Habit #3: Mental Stillness

Habit #3: Mental Stillness (Part 4 of 7)

“Perfection is not when there is no more to add, but no more to take away.” -Bruce Lee

Meditation can ease common stress from day to day, to help bring tranquility to those who practice mental stillness. Stress can make individuals tense or anxious and reduce effectiveness in the workplace or at home. It’s important to take the time to meditate when feeling worried or on edge. Meditation can restore a sense of calm to bring inner peace and help individuals become refreshed and ready for the day’s tasks. It’s important to remember that mediation can be practiced anywhere—in the waiting room, at the office, or in a park on a sunny day.

Meditation has been around for thousands of years and anyone can practice it. The practices originated from those who wanted to embrace in a deeper understanding of mystical and sacred forces. Today, common practices are meant for reducing stress and general relaxation. Consider mediation to be a form of medicine. By producing a deep state of tranquility, those who practice can better organize jumbled thoughts that may have been bottle-necking, or building-up in their mind.
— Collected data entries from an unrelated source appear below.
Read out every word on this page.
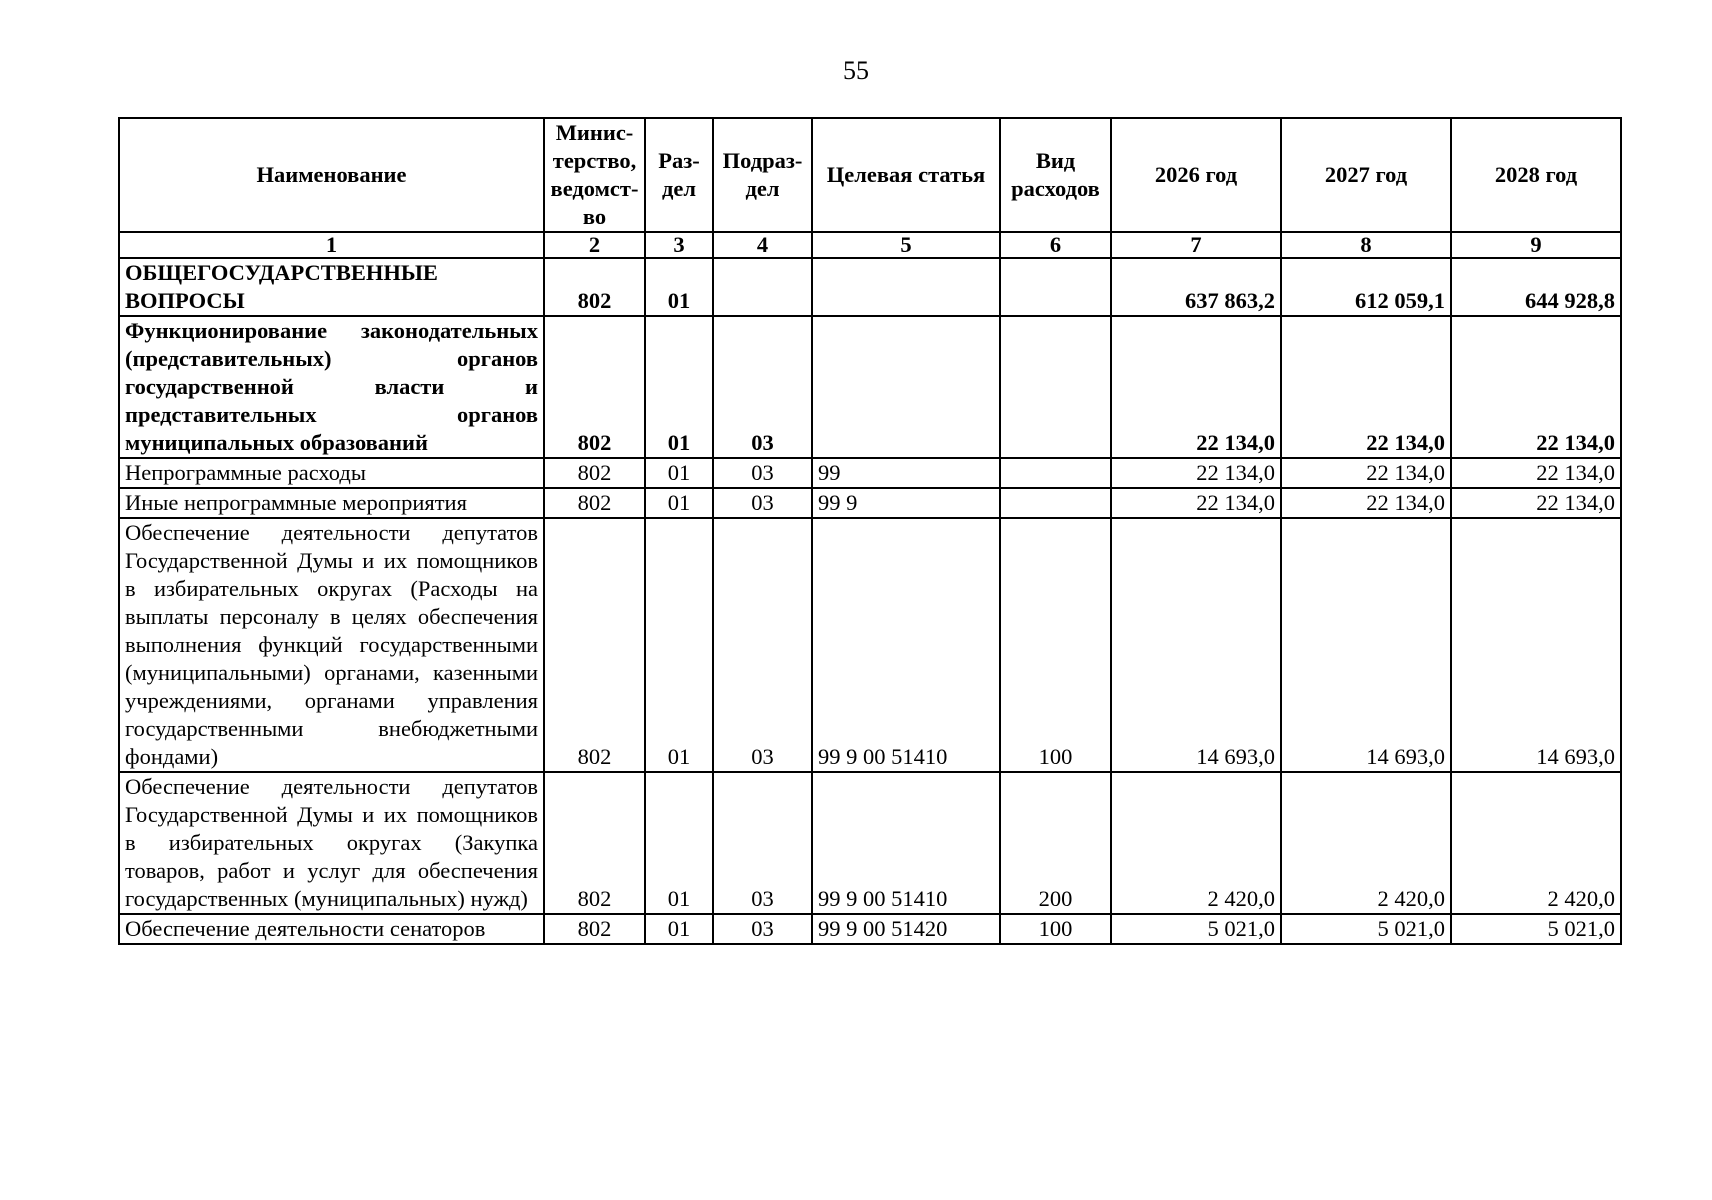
55
Наименование	Минис-терство, ведомст-во	Раз-дел	Подраз-дел	Целевая статья	Вид расходов	2026 год	2027 год	2028 год
1	2	3	4	5	6	7	8	9
ОБЩЕГОСУДАРСТВЕННЫЕ ВОПРОСЫ	802	01				637 863,2	612 059,1	644 928,8
Функционирование законодательных (представительных) органов государственной власти и представительных органов муниципальных образований	802	01	03			22 134,0	22 134,0	22 134,0
Непрограммные расходы	802	01	03	99		22 134,0	22 134,0	22 134,0
Иные непрограммные мероприятия	802	01	03	99 9		22 134,0	22 134,0	22 134,0
Обеспечение деятельности депутатов Государственной Думы и их помощников в избирательных округах (Расходы на выплаты персоналу в целях обеспечения выполнения функций государственными (муниципальными) органами, казенными учреждениями, органами управления государственными внебюджетными фондами)	802	01	03	99 9 00 51410	100	14 693,0	14 693,0	14 693,0
Обеспечение деятельности депутатов Государственной Думы и их помощников в избирательных округах (Закупка товаров, работ и услуг для обеспечения государственных (муниципальных) нужд)	802	01	03	99 9 00 51410	200	2 420,0	2 420,0	2 420,0
Обеспечение деятельности сенаторов	802	01	03	99 9 00 51420	100	5 021,0	5 021,0	5 021,0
Meditation helps overall mental wellness to improve physical and emotional problems.

In an attempt to become calm and focused, users will find meditation is not only relaxing but a vehicle to help fight against serious issues like depression. It requires work to reach true silence and it’s important to understand this when trying to control a state of mind. According to an Oxford University survey, those with recurrent depression can benefit from mediation and modern cognitive behavior therapy. The results were published in the journal of Behavior Research and Therapy and known as mindfulness-based cognitive therapy, or MBCT.

In the study, twenty-eight people who suffered from depression (and even thoughts of suicide) were assigned into two groups. One group had been assigned to the MBCT in addition to the treatment while the other only received the basic treatment. The results concluded that the group receiving MBCT reduced major depression while the other group remained the same. The therapy included special mediation classes and taught the group how to understand their feelings that previously overwhelmed them.

*Personal story

For those new to mediation, there are several routes one can take in order to improve mental wellness. It can be difficult to find silence during hectic times. Try focusing on a sculpture, image or person from memory for a few minutes each day. Let the other thoughts wash away to alleviate stress. For those who have the time to be active, it’s said that jogging can help serve as a form of mediation. Any physical activity where repetition or form is vital may help relieve stress and bring about focus.